What you will do
Our users trust us to provide critical infrastructure for their distributed IoT fleets, and we work hard to protect them and their devices. Our “security stack”spans from the bootloader and OS on-device, to the network and security infrastructure of our backend, to the operational security of our team. At balena, security is a team effort.

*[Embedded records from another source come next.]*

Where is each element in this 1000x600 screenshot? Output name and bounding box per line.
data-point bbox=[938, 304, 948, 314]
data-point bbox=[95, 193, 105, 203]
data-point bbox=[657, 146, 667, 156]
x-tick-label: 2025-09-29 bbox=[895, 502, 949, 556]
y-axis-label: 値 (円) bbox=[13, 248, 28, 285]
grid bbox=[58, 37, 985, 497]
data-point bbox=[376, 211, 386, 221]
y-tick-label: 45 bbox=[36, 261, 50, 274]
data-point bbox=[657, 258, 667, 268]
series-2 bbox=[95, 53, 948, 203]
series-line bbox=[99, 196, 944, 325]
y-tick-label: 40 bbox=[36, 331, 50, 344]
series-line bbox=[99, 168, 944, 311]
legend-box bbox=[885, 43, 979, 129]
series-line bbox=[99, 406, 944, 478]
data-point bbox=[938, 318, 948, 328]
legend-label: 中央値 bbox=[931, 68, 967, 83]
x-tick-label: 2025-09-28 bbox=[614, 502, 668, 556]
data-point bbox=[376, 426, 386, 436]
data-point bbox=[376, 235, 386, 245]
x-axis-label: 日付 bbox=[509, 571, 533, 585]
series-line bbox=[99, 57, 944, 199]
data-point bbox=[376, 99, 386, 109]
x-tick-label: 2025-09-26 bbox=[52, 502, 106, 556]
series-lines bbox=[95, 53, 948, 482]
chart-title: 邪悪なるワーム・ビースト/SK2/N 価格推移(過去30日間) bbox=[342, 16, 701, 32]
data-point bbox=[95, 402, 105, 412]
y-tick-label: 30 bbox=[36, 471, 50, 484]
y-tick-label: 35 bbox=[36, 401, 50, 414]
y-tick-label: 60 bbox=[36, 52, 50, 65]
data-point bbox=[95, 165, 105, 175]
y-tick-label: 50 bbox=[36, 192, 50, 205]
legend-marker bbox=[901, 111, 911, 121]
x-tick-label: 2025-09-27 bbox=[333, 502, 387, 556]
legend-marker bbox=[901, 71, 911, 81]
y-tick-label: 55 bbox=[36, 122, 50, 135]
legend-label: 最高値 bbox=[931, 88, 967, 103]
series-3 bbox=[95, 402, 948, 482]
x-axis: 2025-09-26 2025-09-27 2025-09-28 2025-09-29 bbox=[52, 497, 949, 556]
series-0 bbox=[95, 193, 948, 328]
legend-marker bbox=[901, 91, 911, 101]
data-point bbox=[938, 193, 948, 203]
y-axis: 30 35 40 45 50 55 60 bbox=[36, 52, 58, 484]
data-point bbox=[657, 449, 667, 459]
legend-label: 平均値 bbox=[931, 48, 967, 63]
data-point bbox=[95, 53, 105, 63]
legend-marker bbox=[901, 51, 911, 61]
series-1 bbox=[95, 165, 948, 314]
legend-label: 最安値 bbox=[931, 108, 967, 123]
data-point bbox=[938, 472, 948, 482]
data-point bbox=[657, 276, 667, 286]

As a Security Engineer, you will be embedded within our engineering org. You will research, code, diagnose and fix issues, hack things, build features, and enable others to self-serve, automate their work, and solve complex challenges in an ever-evolving threat landscape. As you develop a deeper understanding of our systems and expand your influence within the team, you will lead initiatives to continuously improve software quality internally, reduce security risk and friction, shrink the attack surface, and enhance our security posture to customers.
Responsibilities
- Build secure frameworks and libraries, conduct code reviews, and implement features, like automated vulnerability scanning, audit logs, and auth controls
- Enable Devs &Ops to write and run code securely and collaboratively build tools for automated threat detection, testing, monitoring, and incident response
- Support engineers with threat modeling, interpreting scan results, and testing
- Identify, triage, and fix vulnerabilities through code auditing and pentesting
- Map workflows, analyze systems and provide recommendations for hardening our code, APIs, and products and refining our security processes
- Develop security runbooks, document processes, and inform policy updates
- Educate self and others on common architecture flaws, attack patterns, and failure modes in production
- Be a source of advice for peers on support and participate in on-call rotation
Requirements
- Technical background in software development, operations, or security
- Experience writing secure, high-quality code and debugging production systems
- Conversant with Linux operating system internals and shell scripting
- Ability to both hold the big picture in mind and dive into the weeds
- Ability to manage ambiguity, independently make critical trade-off decisions, and push projects to completion
- Continuous improvement mindset, and desire to make yourself and others more effective
- Excellent verbal and written communication skills, and fluency in English
Prior experience in a security role is not required. If you are a skilled software engineer with a strong interest in security and a desire to help us improve the resilience of our systems and services, we are looking forward to hearing from you!
Bonus points
- Experience in designing and building security solutions and automation
- Familiarity with cloud and container technologies (Docker, Kubernetes, AWS) and SSDLC tooling (e.g. SAST/DAST)
- Awareness of common vulnerabilities (OWASP), attack patterns, and emerging threat actor tactics, techniques, and security procedures
- Knowledge of authentication protocols (e.g. OIDC) and Access Control
- Good understanding of networking (TCP/IP) and higher-level HTTP &TLS protocols
- History of working cross-functionally to build robust systems and products
- Experience with IoT, embedded s/w, dev tools, or balena as a user/contributor
- Contributions to OSS projects and community involvement
Make sure to let us know if any of these items apply to you!